In April 1970, then Minister for Finance Charles Haughey opened what he described as an ‘imaginative and enterprising’ scheme of houses, planned eventually to number 120. That first phase was today’s Moanbane Park, and costs for the individual homes on an open-plan site with views to the Wicklow Mountains were kept down by using a new pre-fab building system.

In July 1972 another Minister, Bobby Molloy TD, cut the tape on the next phase of the KDA housing development, Bishop Rogan Park. This was a scheme of again affordable homes, in a more dense terraced design. Paddy Nugent was very proud of the fact that these latter homes were being made available at £2,800 when equivalent houses elsewhere were selling for £5,000. Eventually both housing developments were completed and the homes quickly bought by young families who were destined to become a mainstay of modern Kilcullen.

A more recent estate of houses, Hermitage Park, was built in 2004 when Kilcullen Development Association had come under the management of the late Pat Dunlea. This was consequent on a decision by Paddy Nugent that the company's activities should be wound down, its assets realised, and the resulting funds be distributed to a number of current cultural, social and sporting groups in Kilcullen. Since then, more than €950,000 has been so provided to over 20 different community organisations.

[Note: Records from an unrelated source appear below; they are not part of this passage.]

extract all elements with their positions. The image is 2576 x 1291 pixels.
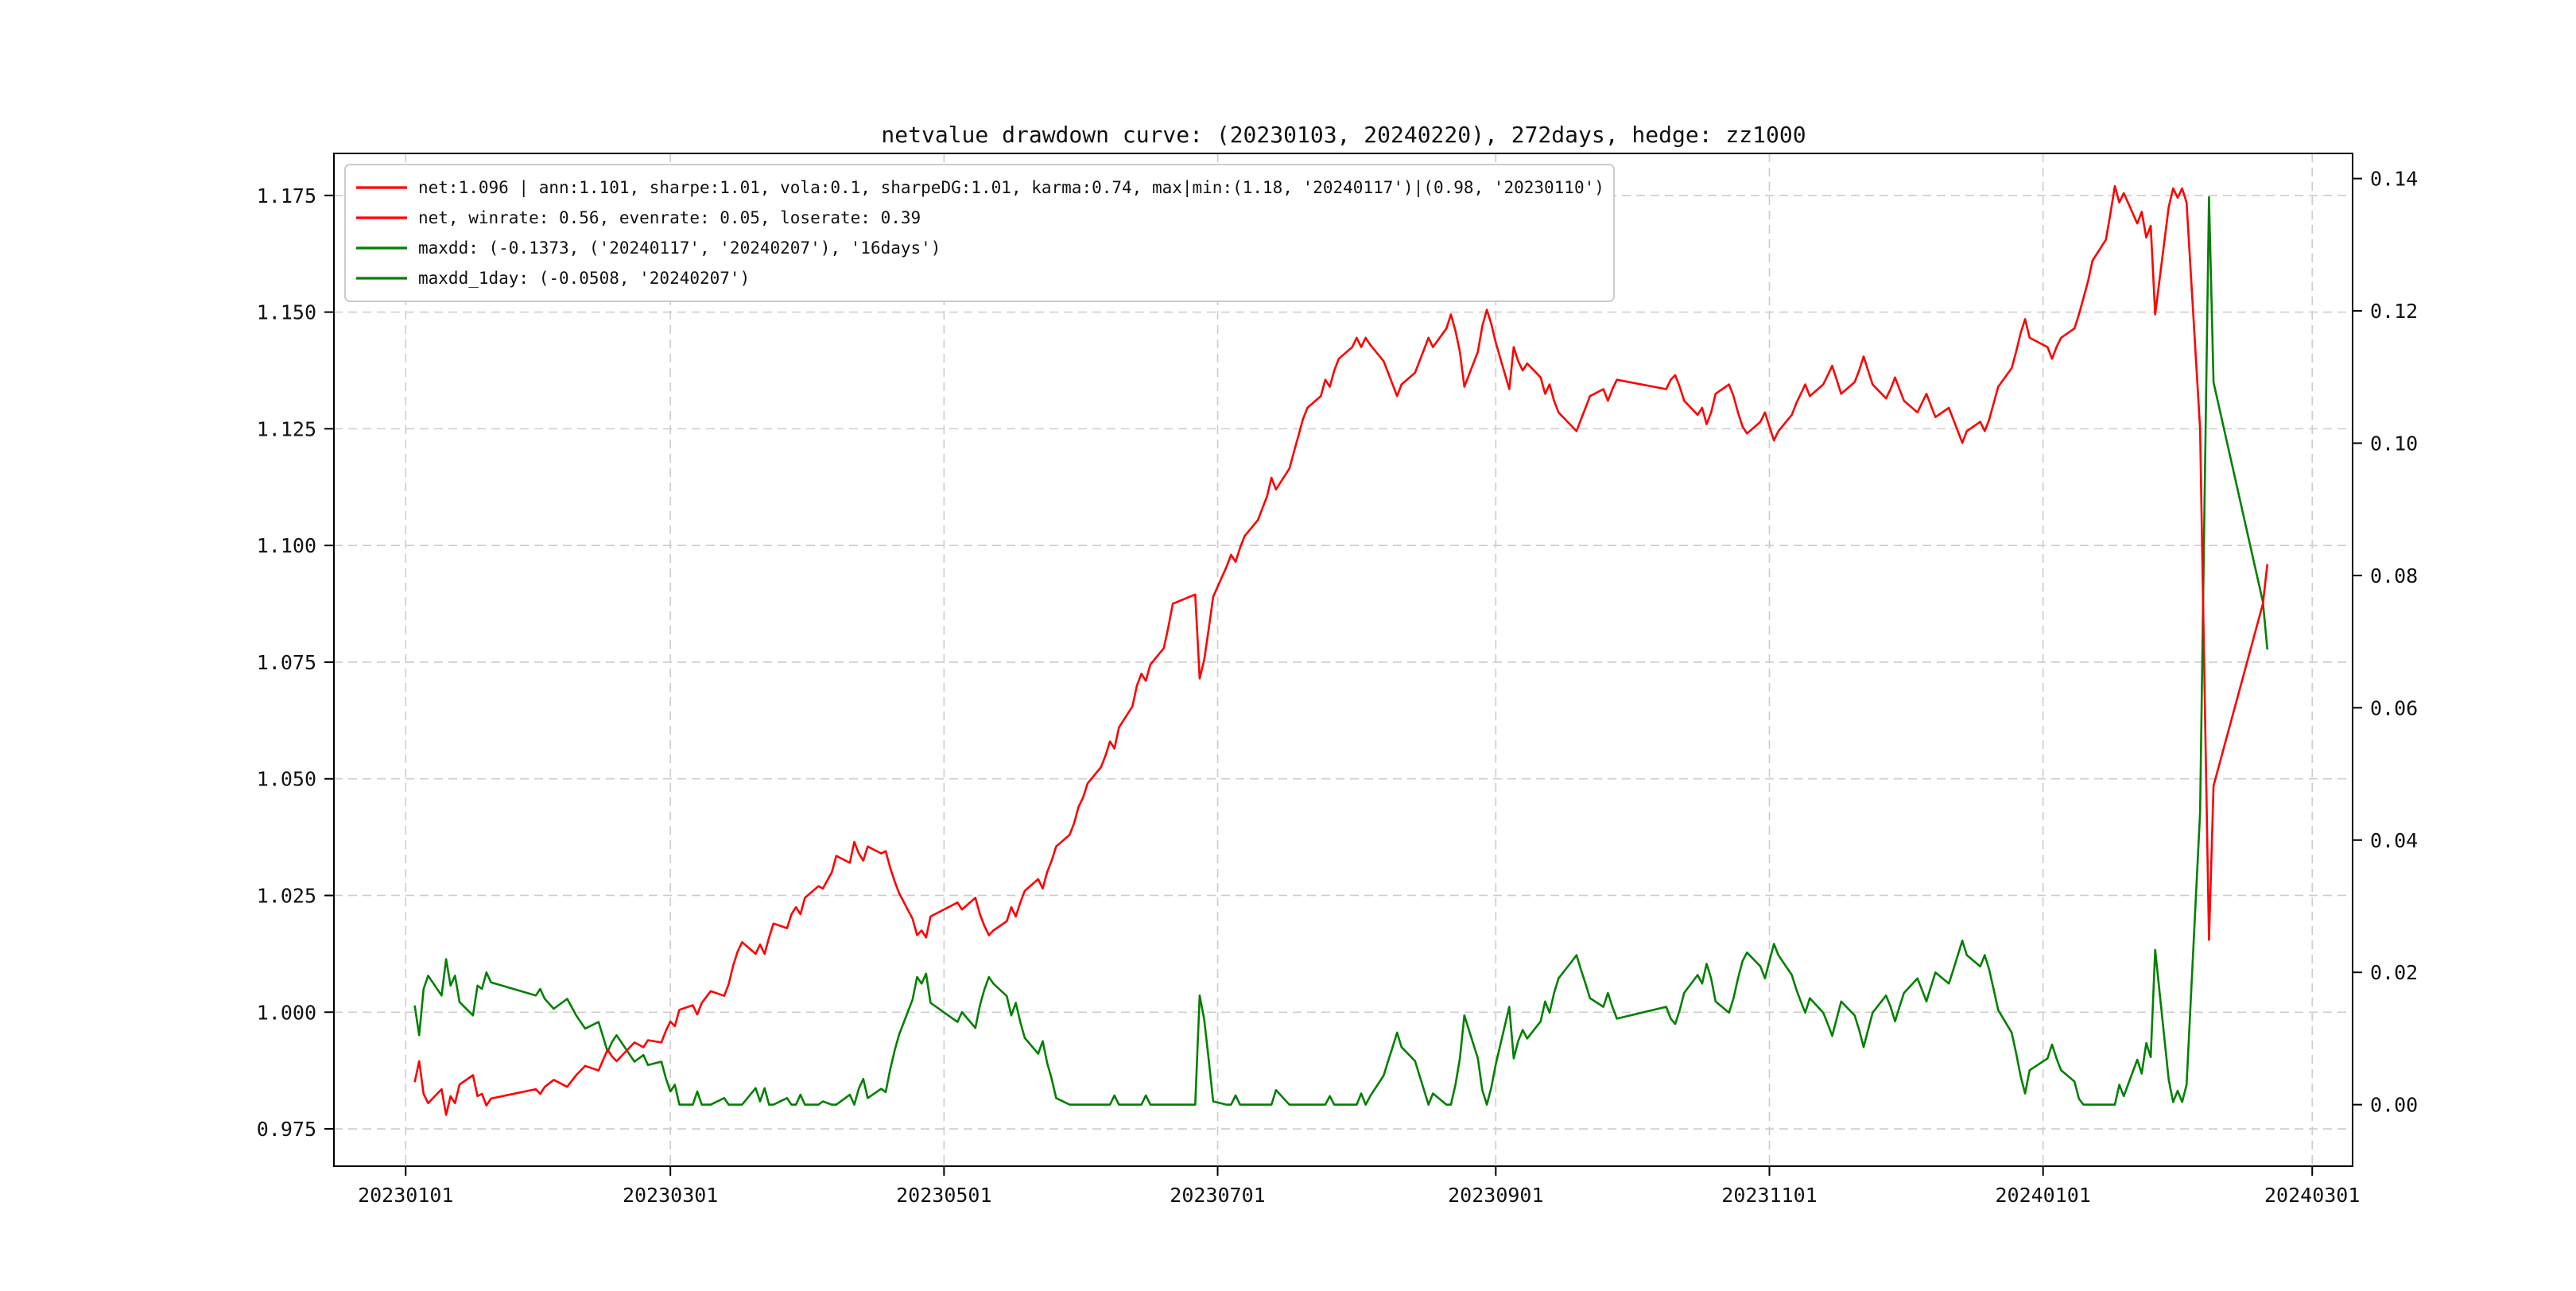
legend-row-net-stats: net:1.096 | ann:1.101, sharpe:1.01, vola… xyxy=(356,178,1604,198)
legend-row-maxdd-1day: maxdd_1day: (-0.0508, '20240207') xyxy=(356,269,750,288)
x-tick-label: 20231101 xyxy=(1721,1184,1817,1207)
right-tick-label: 0.08 xyxy=(2370,564,2418,587)
x-tick-label: 20230701 xyxy=(1170,1184,1265,1207)
right-tick-label: 0.14 xyxy=(2370,168,2418,191)
x-tick-label: 20230501 xyxy=(896,1184,991,1207)
legend-box xyxy=(344,164,1615,302)
series-layer xyxy=(413,184,2269,1116)
right-tick-label: 0.10 xyxy=(2370,432,2418,455)
left-tick-label: 1.025 xyxy=(257,884,316,907)
legend-row-net-rates: net, winrate: 0.56, evenrate: 0.05, lose… xyxy=(356,208,921,227)
right-tick-label: 0.00 xyxy=(2370,1094,2418,1117)
chart-title: netvalue drawdown curve: (20230103, 2024… xyxy=(881,122,1806,148)
x-tick-label: 20230301 xyxy=(623,1184,718,1207)
left-tick-label: 1.100 xyxy=(257,534,316,557)
x-tick-label: 20240101 xyxy=(1995,1184,2090,1207)
left-tick-label: 1.000 xyxy=(257,1001,316,1024)
x-tick-label: 20240301 xyxy=(2264,1184,2360,1207)
right-tick-label: 0.12 xyxy=(2370,300,2418,323)
x-tick-label: 20230101 xyxy=(358,1184,453,1207)
right-tick-label: 0.06 xyxy=(2370,696,2418,719)
drawdown-line xyxy=(413,196,2269,1106)
left-tick-label: 1.150 xyxy=(257,301,316,324)
net-line xyxy=(413,184,2269,1116)
legend-label: net:1.096 | ann:1.101, sharpe:1.01, vola… xyxy=(418,178,1604,198)
legend-layer: net:1.096 | ann:1.101, sharpe:1.01, vola… xyxy=(344,164,1615,302)
axes-layer: 20230101 20230301 20230501 20230701 20230901… xyxy=(257,153,2418,1207)
legend-label: net, winrate: 0.56, evenrate: 0.05, lose… xyxy=(418,208,921,227)
left-tick-label: 1.175 xyxy=(257,184,316,207)
left-tick-label: 1.050 xyxy=(257,768,316,791)
legend-label: maxdd_1day: (-0.0508, '20240207') xyxy=(418,269,750,288)
right-tick-label: 0.04 xyxy=(2370,829,2418,852)
plot-frame xyxy=(333,153,2353,1167)
left-tick-label: 1.075 xyxy=(257,651,316,674)
left-tick-label: 0.975 xyxy=(257,1118,316,1141)
legend-row-maxdd: maxdd: (-0.1373, ('20240117', '20240207'… xyxy=(356,238,941,258)
right-tick-label: 0.02 xyxy=(2370,961,2418,984)
legend-label: maxdd: (-0.1373, ('20240117', '20240207'… xyxy=(418,238,941,258)
left-tick-label: 1.125 xyxy=(257,417,316,440)
x-tick-label: 20230901 xyxy=(1448,1184,1543,1207)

On the industry side, at its maximum production Kent Rubber employed 400 women and 100 men and operated buses to pick up the workers from Castledermot, Athy, Kildare, Allenwood, Naas and Newbridge. The company also set up two piecework factories in Athy and Merchant's Quay in Dublin with material supplied from the Kilcullen factory. For the last 20 years the premises has been the manufacturing base for King Koil Mattresses, owned by Kay Foam Woolsson.

Other industries were located on the campus down the years, notably the electrical components business of Renley Engineering by the late Gay Warren. On his way home to Dublin from Waterford after looking at a potential premises, he called into McTernans for coffee and was quickly redirected locally when he mentioned his mission. Renley at its peak employed 54 men. Other companies included Shelmalier Knitting, Liam Walker Tyres, Saunaland, Quantock, Window Blinds, Elite Engineering, Firestop, Smullen Trucks, M&A Engineering, Casey Trailers, Chem Dry, Tara Equestrian and No 1 Fitness.

The original source of KDA’s income, the Non Stop Draw, was key to the community and social underpinning of the Association’s ethos. From the Draw’s inception in 1950 to raise funds to defray the debts of the Tennis Club, it had helped to fund essential renovations to the church and other parochial buildings, aided a number of clubs including the GAA and the Boxing Club, and was supportive of many community initiatives. It also helped fund the building of Scoil Bhride, a much-needed new National School. Between 1950 and 1963, the money spent in this way totalled around £50,000. In 1978 the Draw was given over to KARE, a county support organisation for people with intellectual disability of which Paddy Nugent had been an early champion, and served for a number of years as its Chairman. Through the next decade, the Draw raised in excess of €200,000 for that organisation. It was discontinued with the establishment of the National Lottery,

On 10 April 2016, drawing a final line under a very important part of Kilcullen’s modern history, a KDA-commissioned sculpture — The Magician, by local artist Noel Scullion — was unveiled in a setting by the bridge, close to what had been Paddy Nugent’s home. It celebrates all local vision and creativity, the work of everybody involved in KDA, and in particular the contribution to the town's mid-20th century development by the late Paddy Nugent and Michael St Leger. From all concerned, local endeavour marked by vision, hope, commitment, perseverance, an ethos of self-help, and a never-ending determination.

Mrs Rita Nugent and members of the extended Nugent family, with the artist Noel Scullion, at the launch of the commemorative sculpture.